Data – not sexy but crucial to changing our future fortunes.
It is no surprise to anyone working in the construction industry that we don’t apply the data we have in an effective way. We are notoriously opaque in how we operate, driven by commercial sensitivities or a short term task-focused mind-set without seeing the bigger picture.
There is much discussion and stargazing about digital transformation, with the headline-grabbing articles on Terminator-style robots taking over jobs; or the Internet of Things helping assets to communicate. Actually, the bigger prize is getting the basics right – unleashing the power of the data we already hold in little silos close to our chests for fear of the impact sharing it might have.
Take decision making at corporate board level. Imagine a dashboard which clearly and consistently sets out risk profiles across the portfolio and automatically highlights areas for action, removing the human factor of embarrassment at reporting poor performance.
At present we do not even have a consistent terminology for risks, a standard way to measure them or visibility of where they sit across a project we are involved in. Do we hold it or does the client? It is unsurprising then that construction is seen as risky business, where margins are low and companies fail. We are working in the dark.
A lot of the culture we have in today’s construction industry can be traced back to this lack of visibility; the endless “reviews” and “reports” picking apart the problems are only an indication of our inability to share and use data. If we had a standard way to measure productivity that was valued by the politicians all the way through the business models to the furthest reaches of the supply chain, we would all know where we stand and what was good or not.
There is no consistent performance measurement or reporting to define what good looks like. Too commonly, scope increases and costs soon follow. That is not necessarily down to a worse performance of the supply chain; it could equally be poor performance of the decision makers who move the goal posts.

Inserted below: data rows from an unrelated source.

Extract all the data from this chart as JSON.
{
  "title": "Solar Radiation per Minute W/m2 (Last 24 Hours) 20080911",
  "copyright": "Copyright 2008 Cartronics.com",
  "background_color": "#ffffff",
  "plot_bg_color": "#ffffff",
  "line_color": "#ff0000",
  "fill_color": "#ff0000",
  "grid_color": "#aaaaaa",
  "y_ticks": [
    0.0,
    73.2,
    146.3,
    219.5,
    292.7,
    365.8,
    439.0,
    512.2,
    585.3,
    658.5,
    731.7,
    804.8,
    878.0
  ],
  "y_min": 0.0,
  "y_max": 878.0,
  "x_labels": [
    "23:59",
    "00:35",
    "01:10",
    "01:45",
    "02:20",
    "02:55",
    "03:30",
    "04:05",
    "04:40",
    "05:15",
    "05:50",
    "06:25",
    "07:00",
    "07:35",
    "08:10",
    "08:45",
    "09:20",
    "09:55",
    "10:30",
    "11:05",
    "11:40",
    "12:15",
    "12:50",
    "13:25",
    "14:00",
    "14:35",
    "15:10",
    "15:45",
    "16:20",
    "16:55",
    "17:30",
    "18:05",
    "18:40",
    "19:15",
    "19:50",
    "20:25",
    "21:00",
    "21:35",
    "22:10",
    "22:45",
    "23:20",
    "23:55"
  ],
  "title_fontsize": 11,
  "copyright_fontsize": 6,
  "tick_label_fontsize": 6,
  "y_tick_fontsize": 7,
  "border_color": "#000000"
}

But that is not the story that is reported in the press; it is a case of no evidence to support the truth and rebut the PR-grabbing headlines of cost increases. Take project initiation as an example. If the data we all currently hold was pooled to create a standard benchmark cost for certain outcomes, you could set a project off with that clear performance baseline.
Clarity about changes
This would state what “good performance” looks like and provide clarity on any changes affecting that during the delivery phase.
Immediately then, you see how this might remove some of the overkill of process attached to procurement.
Instead of waiting until the procurement process begins to demonstrate “value for money”, it is established much earlier, and the collaboration can start to beat the performance baseline. Because you know anything an investor or client receives that is better than this is value for money.
There is an opportunity to change this culture, with the government indicating a willingness to engage through the Transforming Infrastructure Performance Programme and a future rewrite of the Government Construction Strategy. But ironically, it relies on all of us taking our step forward and releasing our own data hordes – a data amnesty.